Panel can be used as the standardized interface for different plotting libraries.

e.g. if you want to use plotly

import panel as pn
import plotly.graph_objects as go
from pfund_plot.renderer import render

# your plotly figure
fig = go.Figure(...)

# convert plotly figure to panel
panel_fig = pn.pane.Plotly(fig)

# pass the panel figure to the render function
render(panel_fig)

e.g. if you want to use altair

import panel as pn
import altair as alt
from pfund_plot.renderer import render

# your altair figure
fig = alt.Chart(...)

# convert altair figure to panel
panel_fig = pn.pane.Vega(fig)

# pass the panel figure to the render function
render(panel_fig)

The same logic can be applied to other plotting libraries as long as panel supports them. e.g. there are also pn.pane.Bokeh, pn.pane.Matplotlib, pn.pane.ECharts, pn.pane.HoloViews, etc.

Dataframe Manipulation

pfund-plot supports pandas, polars and dask dataframes.
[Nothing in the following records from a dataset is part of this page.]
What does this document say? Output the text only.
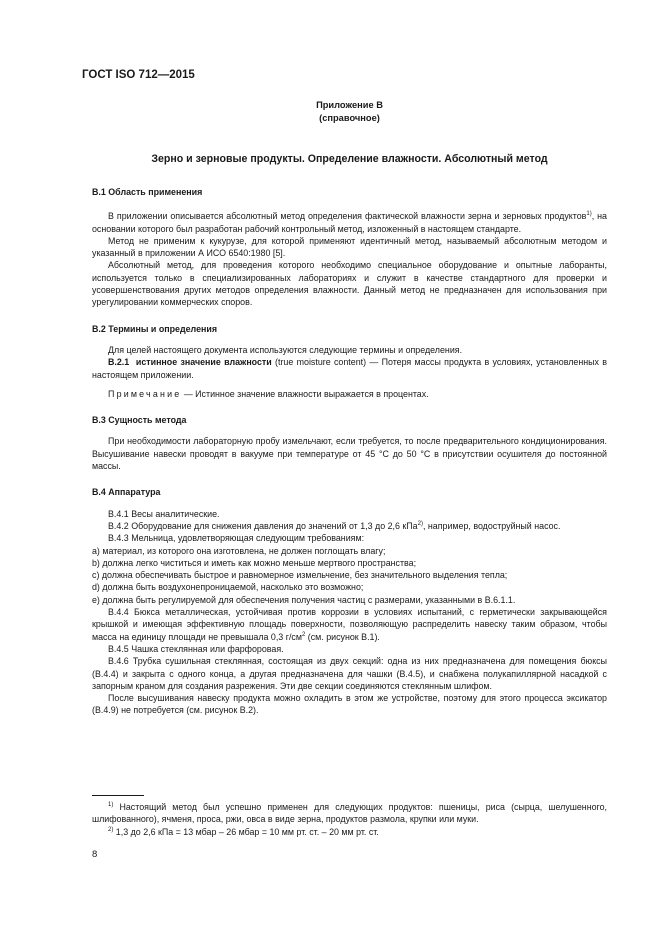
ГОСТ ISO 712—2015
Приложение В
(справочное)
Зерно и зерновые продукты. Определение влажности. Абсолютный метод
В.1 Область применения

В приложении описывается абсолютный метод определения фактической влажности зерна и зерновых продуктов$^{1)}$, на основании которого был разработан рабочий контрольный метод, изложенный в настоящем стандарте.

Метод не применим к кукурузе, для которой применяют идентичный метод, называемый абсолютным методом и указанный в приложении А ИСО 6540:1980 [5].

Абсолютный метод, для проведения которого необходимо специальное оборудование и опытные лаборанты, используется только в специализированных лабораториях и служит в качестве стандартного для проверки и усовершенствования других методов определения влажности. Данный метод не предназначен для использования при урегулировании коммерческих споров.

В.2 Термины и определения

Для целей настоящего документа используются следующие термины и определения.

В.2.1 истинное значение влажности (true moisture content) — Потеря массы продукта в условиях, установленных в настоящем приложении.

Примечание — Истинное значение влажности выражается в процентах.

В.3 Сущность метода

При необходимости лабораторную пробу измельчают, если требуется, то после предварительного кондиционирования. Высушивание навески проводят в вакууме при температуре от 45 °С до 50 °С в присутствии осушителя до постоянной массы.

В.4 Аппаратура

В.4.1 Весы аналитические.

В.4.2 Оборудование для снижения давления до значений от 1,3 до 2,6 кПа$^{2)}$, например, водоструйный насос.

В.4.3 Мельница, удовлетворяющая следующим требованиям:

a) материал, из которого она изготовлена, не должен поглощать влагу;

b) должна легко чиститься и иметь как можно меньше мертвого пространства;

c) должна обеспечивать быстрое и равномерное измельчение, без значительного выделения тепла;

d) должна быть воздухонепроницаемой, насколько это возможно;

e) должна быть регулируемой для обеспечения получения частиц с размерами, указанными в В.6.1.1.

В.4.4 Бюкса металлическая, устойчивая против коррозии в условиях испытаний, с герметически закрывающейся крышкой и имеющая эффективную площадь поверхности, позволяющую распределить навеску таким образом, чтобы масса на единицу площади не превышала 0,3 $г/см^2$ (см. рисунок В.1).

В.4.5 Чашка стеклянная или фарфоровая.

В.4.6 Трубка сушильная стеклянная, состоящая из двух секций: одна из них предназначена для помещения бюксы (В.4.4) и закрыта с одного конца, а другая предназначена для чашки (В.4.5), и снабжена полукапиллярной насадкой с запорным краном для создания разрежения. Эти две секции соединяются стеклянным шлифом.

После высушивания навеску продукта можно охладить в этом же устройстве, поэтому для этого процесса эксикатор (В.4.9) не потребуется (см. рисунок В.2).

$^{1)}$ Настоящий метод был успешно применен для следующих продуктов: пшеницы, риса (сырца, шелушенного, шлифованного), ячменя, проса, ржи, овса в виде зерна, продуктов размола, крупки или муки.

$^{2)}$ 1,3 до 2,6 кПа = 13 мбар – 26 мбар = 10 мм рт. ст. – 20 мм рт. ст.

8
If you need to manipulate the input dataframe, please use the narwhals library.

Example

Your function will look something like this:

# tDataFrame is just a type alias for pandas, polars and dask dataframes
from pfeed.types.core import tDataFrame
from typing import Literal
from pfund_plot.renderer import render


def your_plot(
    data: tDataFrame,
    streaming: bool = False,
    display_mode: Literal['notebook', 'browser', 'desktop'] = "notebook",
    raw_figure: bool = False,  # add this if your function uses hvplot
):
    # your plotting logic
    ...
    return render(panel_fig)

For a full example, see the function candlestick_plot() in pfund_plot/plots/candlestick.py. It is a standard way to make a plot using hvplot, and pn.state.add_periodic_callback() to make the plot streaming.